Однажды, ещё до того как у кметов разгорелась распря с князем, вскоре после Купалы, Мирш отдыхал на берегу озера под старой ивой.
Дерево это почему-то издавна ему полюбилось. Оно было высокое и довольно густое, внизу ствол у него треснул и разделился надвое, так что посерёдке было удобно сидеть. Шла молва, что в нём обитали духи и в ненастные ночи из дупла его доносились какие-то странные голоса. Однако Мирш не обращал на это внимания и частенько сиживал в этом укромном уголке, когда хотел отдохнуть. Иногда он приказывал дочери принести ему туда молока, а то и дремал, прислонясь головой к стволу.
В этот день старый гончар тоже тут сидел, скрестив руки и поглядывая то на озеро, то на печь. Мимо шли люди к челнам, одни ему кланялись, другие только взглядывали и проходили дальше. Припекало солнце, громко жужжа, пролетали пчелы и мухи, ветерок затих, озеро разгладилось и сверкало так, что на него невозможно было глядеть.
Вдруг подъехало несколько всадников. Старик посмотрел на них — его все занимало: люди, лошади, тучи на небе и жучки на песке. Такова уж была его натура. Ехал кмет в сопровождении нескольких слуг. Едва он спешился, слуги приняли у него коня, но чёлна у причала не было, и он остановился в ожидании. Люди его кликнули перевозчика.
Чёлн ещё был далеко от берега, и тем временем кмет подошёл поздороваться со стариком.
— Что ты тут поделываешь, старик? — спросил он.
— А вы? — последовал ответ.
— Я еду в храм на Ледницу.
— А я и без храма везде вижу духов, — отвечал старик. — Откуда вы, жупан?
Молодой странник показал рукой на лес за озером.
— Я Доман, — назвался он.

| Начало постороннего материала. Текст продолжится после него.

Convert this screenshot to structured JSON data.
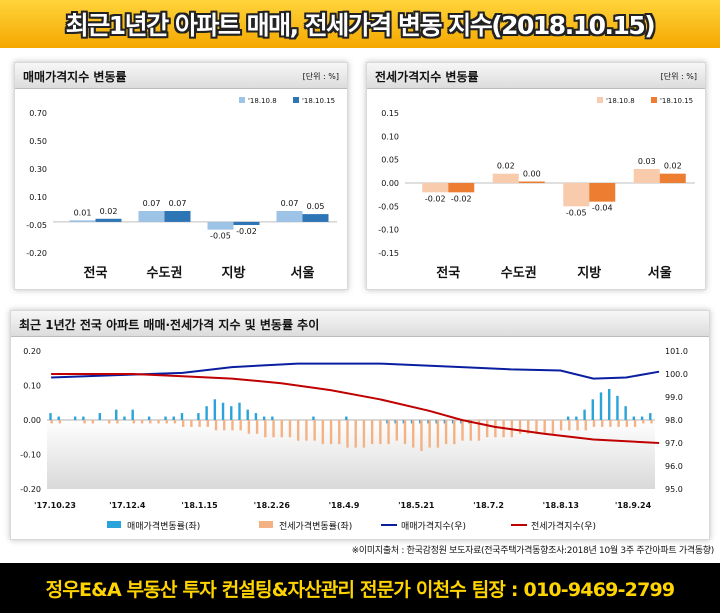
{
  "header": {
    "title": "최근1년간 아파트 매매, 전세가격 변동 지수(2018.10.15)"
  },
  "panels": {
    "sale": {
      "title": "매매가격지수 변동률",
      "unit": "[단위 : %]"
    },
    "lease": {
      "title": "전세가격지수 변동률",
      "unit": "[단위 : %]"
    },
    "trend": {
      "title": "최근 1년간 전국 아파트 매매·전세가격 지수 및 변동률 추이"
    }
  },
  "source_note": "※이미지출처 : 한국감정원 보도자료(전국주택가격동향조사:2018년 10월 3주 주간아파트 가격동향)",
  "footer": {
    "text": "정우E&A 부동산 투자 컨설팅&자산관리 전문가 이천수 팀장 : 010-9469-2799"
  },
  "colors": {
    "sale_prev": "#9dc3e6",
    "sale_curr": "#2e75b6",
    "lease_prev": "#f8cbad",
    "lease_curr": "#ed7d31",
    "sale_bar": "#29a3d9",
    "lease_bar": "#f4b183",
    "sale_index": "#0a1fa0",
    "lease_index": "#c00000"
  },
  "chart_data": [
    {
      "type": "bar",
      "title": "매매가격지수 변동률",
      "unit": "[단위 : %]",
      "categories": [
        "전국",
        "수도권",
        "지방",
        "서울"
      ],
      "series": [
        {
          "name": "'18.10.8",
          "values": [
            0.01,
            0.07,
            -0.05,
            0.07
          ]
        },
        {
          "name": "'18.10.15",
          "values": [
            0.02,
            0.07,
            -0.02,
            0.05
          ]
        }
      ],
      "ylim": [
        -0.2,
        0.7
      ],
      "yticks": [
        "0.70",
        "0.60",
        "0.50",
        "0.40",
        "0.30",
        "0.20",
        "0.10",
        "0.00",
        "-0.10",
        "-0.20"
      ],
      "ytick_labels": [
        "0.70",
        "0.50",
        "0.30",
        "0.10",
        "-0.05",
        "-0.20"
      ],
      "data_labels": [
        [
          "0.01",
          "0.07",
          "-0.05",
          "0.07"
        ],
        [
          "0.02",
          "0.07",
          "-0.02",
          "0.05"
        ]
      ],
      "legend_placement": "top-right"
    },
    {
      "type": "bar",
      "title": "전세가격지수 변동률",
      "unit": "[단위 : %]",
      "categories": [
        "전국",
        "수도권",
        "지방",
        "서울"
      ],
      "series": [
        {
          "name": "'18.10.8",
          "values": [
            -0.02,
            0.02,
            -0.05,
            0.03
          ]
        },
        {
          "name": "'18.10.15",
          "values": [
            -0.02,
            0.0,
            -0.04,
            0.02
          ]
        }
      ],
      "ylim": [
        -0.15,
        0.15
      ],
      "ytick_labels": [
        "0.15",
        "0.10",
        "0.05",
        "0.00",
        "-0.05",
        "-0.10",
        "-0.15"
      ],
      "data_labels": [
        [
          "-0.02",
          "0.02",
          "-0.05",
          "0.03"
        ],
        [
          "-0.02",
          "0.00",
          "-0.04",
          "0.02"
        ]
      ],
      "legend_placement": "top-right"
    },
    {
      "type": "bar",
      "title": "최근 1년간 전국 아파트 매매·전세가격 지수 및 변동률 추이",
      "x_labels": [
        "'17.10.23",
        "'17.12.4",
        "'18.1.15",
        "'18.2.26",
        "'18.4.9",
        "'18.5.21",
        "'18.7.2",
        "'18.8.13",
        "'18.9.24"
      ],
      "left_axis": {
        "ylim": [
          -0.2,
          0.2
        ],
        "tick_labels": [
          "0.20",
          "0.10",
          "0.00",
          "-0.10",
          "-0.20"
        ]
      },
      "right_axis": {
        "ylim": [
          95.0,
          101.0
        ],
        "tick_labels": [
          "101.0",
          "100.0",
          "99.0",
          "98.0",
          "97.0",
          "96.0",
          "95.0"
        ]
      },
      "series": [
        {
          "name": "매매가격변동률(좌)",
          "type": "bar",
          "axis": "left",
          "values": [
            0.02,
            0.01,
            0.0,
            0.01,
            0.01,
            0.0,
            0.02,
            0.0,
            0.03,
            0.01,
            0.03,
            0.0,
            0.01,
            0.0,
            0.01,
            0.01,
            0.02,
            0.0,
            0.02,
            0.04,
            0.06,
            0.05,
            0.04,
            0.05,
            0.03,
            0.02,
            0.01,
            0.01,
            0.0,
            0.0,
            0.0,
            0.0,
            0.01,
            0.0,
            0.0,
            0.0,
            0.01,
            0.0,
            0.0,
            0.0,
            0.0,
            -0.01,
            -0.01,
            -0.01,
            -0.01,
            -0.01,
            -0.01,
            -0.01,
            -0.01,
            -0.01,
            -0.01,
            -0.01,
            0.0,
            0.0,
            0.0,
            0.0,
            0.0,
            0.0,
            0.0,
            0.0,
            0.0,
            0.0,
            0.0,
            0.01,
            0.01,
            0.03,
            0.06,
            0.08,
            0.09,
            0.07,
            0.04,
            0.01,
            0.01,
            0.02
          ]
        },
        {
          "name": "전세가격변동률(좌)",
          "type": "bar",
          "axis": "left",
          "values": [
            -0.01,
            -0.01,
            0.0,
            0.0,
            -0.01,
            -0.01,
            0.0,
            -0.01,
            -0.01,
            0.0,
            -0.01,
            -0.01,
            -0.01,
            -0.01,
            -0.01,
            -0.01,
            -0.02,
            -0.02,
            -0.02,
            -0.02,
            -0.03,
            -0.03,
            -0.03,
            -0.03,
            -0.04,
            -0.04,
            -0.05,
            -0.05,
            -0.05,
            -0.05,
            -0.06,
            -0.06,
            -0.06,
            -0.07,
            -0.07,
            -0.07,
            -0.08,
            -0.08,
            -0.08,
            -0.07,
            -0.07,
            -0.07,
            -0.06,
            -0.07,
            -0.08,
            -0.09,
            -0.08,
            -0.08,
            -0.07,
            -0.07,
            -0.06,
            -0.06,
            -0.06,
            -0.05,
            -0.05,
            -0.05,
            -0.05,
            -0.04,
            -0.04,
            -0.04,
            -0.04,
            -0.04,
            -0.03,
            -0.03,
            -0.03,
            -0.03,
            -0.02,
            -0.02,
            -0.02,
            -0.02,
            -0.02,
            -0.02,
            -0.01,
            -0.01
          ]
        },
        {
          "name": "매매가격지수(우)",
          "type": "line",
          "axis": "right",
          "points": [
            [
              0,
              99.85
            ],
            [
              8,
              99.95
            ],
            [
              16,
              100.05
            ],
            [
              22,
              100.3
            ],
            [
              30,
              100.45
            ],
            [
              40,
              100.45
            ],
            [
              50,
              100.3
            ],
            [
              56,
              100.2
            ],
            [
              62,
              100.15
            ],
            [
              66,
              99.8
            ],
            [
              70,
              99.85
            ],
            [
              74,
              100.1
            ]
          ]
        },
        {
          "name": "전세가격지수(우)",
          "type": "line",
          "axis": "right",
          "points": [
            [
              0,
              100.0
            ],
            [
              10,
              100.0
            ],
            [
              16,
              99.9
            ],
            [
              22,
              99.8
            ],
            [
              28,
              99.6
            ],
            [
              34,
              99.3
            ],
            [
              40,
              98.9
            ],
            [
              46,
              98.4
            ],
            [
              50,
              98.0
            ],
            [
              54,
              97.7
            ],
            [
              60,
              97.4
            ],
            [
              66,
              97.15
            ],
            [
              74,
              97.0
            ]
          ]
        }
      ],
      "legend_placement": "bottom"
    }
  ]
}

Старик поглядел на него.
— А я гончар Мирш.
Оба умолкли.
— Ну что, свалили вы там башню над Гоплом, а заодно и князя? — прервал молчание Мирш. — Слыхал я, вы против него ополчились, а он против вас?
— Ещё не свалили, — ответил Доман.
— И думаете без князя оставаться? — продолжал расспросы старик. — Пчелы в улье и дня не пробудут без матки.
— Верно, — согласился Доман. — Одного прогоним, а другого выберем, чтоб настал, наконец, мир.
— Мир! — подхватил гончар. — Это бы хорошо, да его самим надо вылепить. Делайте, как я: рассыпается глина, подмешаешь водицы — вот и вылепишь горшок. Вы поищите эту водицу!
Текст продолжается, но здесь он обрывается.